While it is still not clear how Lydia dies, this scene provides important new information about her death (as well as Nath’s reaction to the loss of his sister). As Nath gazes across the lake and imagines perfect families living on the other side, the lake comes to represent the mysterious force that stops the Lee family being perfect—the force that makes them “misfits” in a town of normal people. Nath’s feeling that Lydia is pulled into the lake highlights a sense of inevitability about her eventual death. It also evokes a connection between the family’s favoritism of Lydia (which Nath describes in physics terms, discussing gravity, imbalance, and orbit) and their inability to function as a harmonious and “normal” unit.
At Middlewood Elementary’s welcome-back picnic at the beginning of the school year, Nath and James enter the father-son egg race. They are in first place until Nath trips and breaks his egg before the finish line. Nath is relieved when James says it’s ok, but crushed when James then jokes that Nath would have won if only there’d been a reading contest. Nath is increasingly pained by his father’s teasing, and even James realizes that he’s being cruel. James is horrified by the way in which Nath increasingly resembles James as a child, and he cannot stop himself from teasing Nath even though he knows he should. Next, Lydia and Nath enter the three-legged race and they immediately come tumbling down. The handkerchief tying their legs together is too tight, and they cannot match each other’s stride.

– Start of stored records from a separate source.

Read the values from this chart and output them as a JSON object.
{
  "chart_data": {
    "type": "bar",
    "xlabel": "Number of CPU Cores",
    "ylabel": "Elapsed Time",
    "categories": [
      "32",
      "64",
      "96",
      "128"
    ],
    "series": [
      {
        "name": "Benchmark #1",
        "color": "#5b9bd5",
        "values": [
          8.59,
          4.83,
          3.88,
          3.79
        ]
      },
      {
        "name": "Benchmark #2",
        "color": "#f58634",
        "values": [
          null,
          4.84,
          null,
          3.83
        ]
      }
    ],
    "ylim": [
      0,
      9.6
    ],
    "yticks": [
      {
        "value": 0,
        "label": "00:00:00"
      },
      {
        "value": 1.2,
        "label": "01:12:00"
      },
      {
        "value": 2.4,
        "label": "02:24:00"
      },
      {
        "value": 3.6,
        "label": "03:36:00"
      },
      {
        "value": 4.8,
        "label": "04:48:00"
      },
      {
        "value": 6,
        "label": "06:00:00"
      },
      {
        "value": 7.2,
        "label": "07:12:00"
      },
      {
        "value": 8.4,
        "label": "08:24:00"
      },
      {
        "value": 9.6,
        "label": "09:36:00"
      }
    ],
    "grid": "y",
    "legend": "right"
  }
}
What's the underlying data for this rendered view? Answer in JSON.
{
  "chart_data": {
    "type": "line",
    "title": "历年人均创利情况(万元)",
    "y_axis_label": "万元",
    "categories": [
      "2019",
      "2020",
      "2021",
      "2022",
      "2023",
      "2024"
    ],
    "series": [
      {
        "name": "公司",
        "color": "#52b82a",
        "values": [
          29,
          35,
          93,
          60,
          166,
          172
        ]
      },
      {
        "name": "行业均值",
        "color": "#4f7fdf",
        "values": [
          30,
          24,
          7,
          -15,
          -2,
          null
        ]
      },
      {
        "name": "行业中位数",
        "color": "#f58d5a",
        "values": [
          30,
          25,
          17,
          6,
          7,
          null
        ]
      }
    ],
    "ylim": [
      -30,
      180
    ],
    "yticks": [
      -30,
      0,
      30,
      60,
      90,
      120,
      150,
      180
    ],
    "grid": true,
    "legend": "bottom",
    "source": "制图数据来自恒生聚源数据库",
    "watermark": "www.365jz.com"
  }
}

The elementary school picnic seems innocent and harmonious, yet sinister and painful realities play out beneath the surface. Nath is not personally particularly invested in winning the father-son race; he simply doesn’t want his father to see him as a disappointment. However, James uses the frivolous occasion of the race to further bully Nath about his social and athletic inadequacy. Meanwhile, the handkerchief tied between Lydia and Nath symbolizes the extent to which the family is “tied” to Lydia, such that when she falls, she brings all the Lees crashing down with her.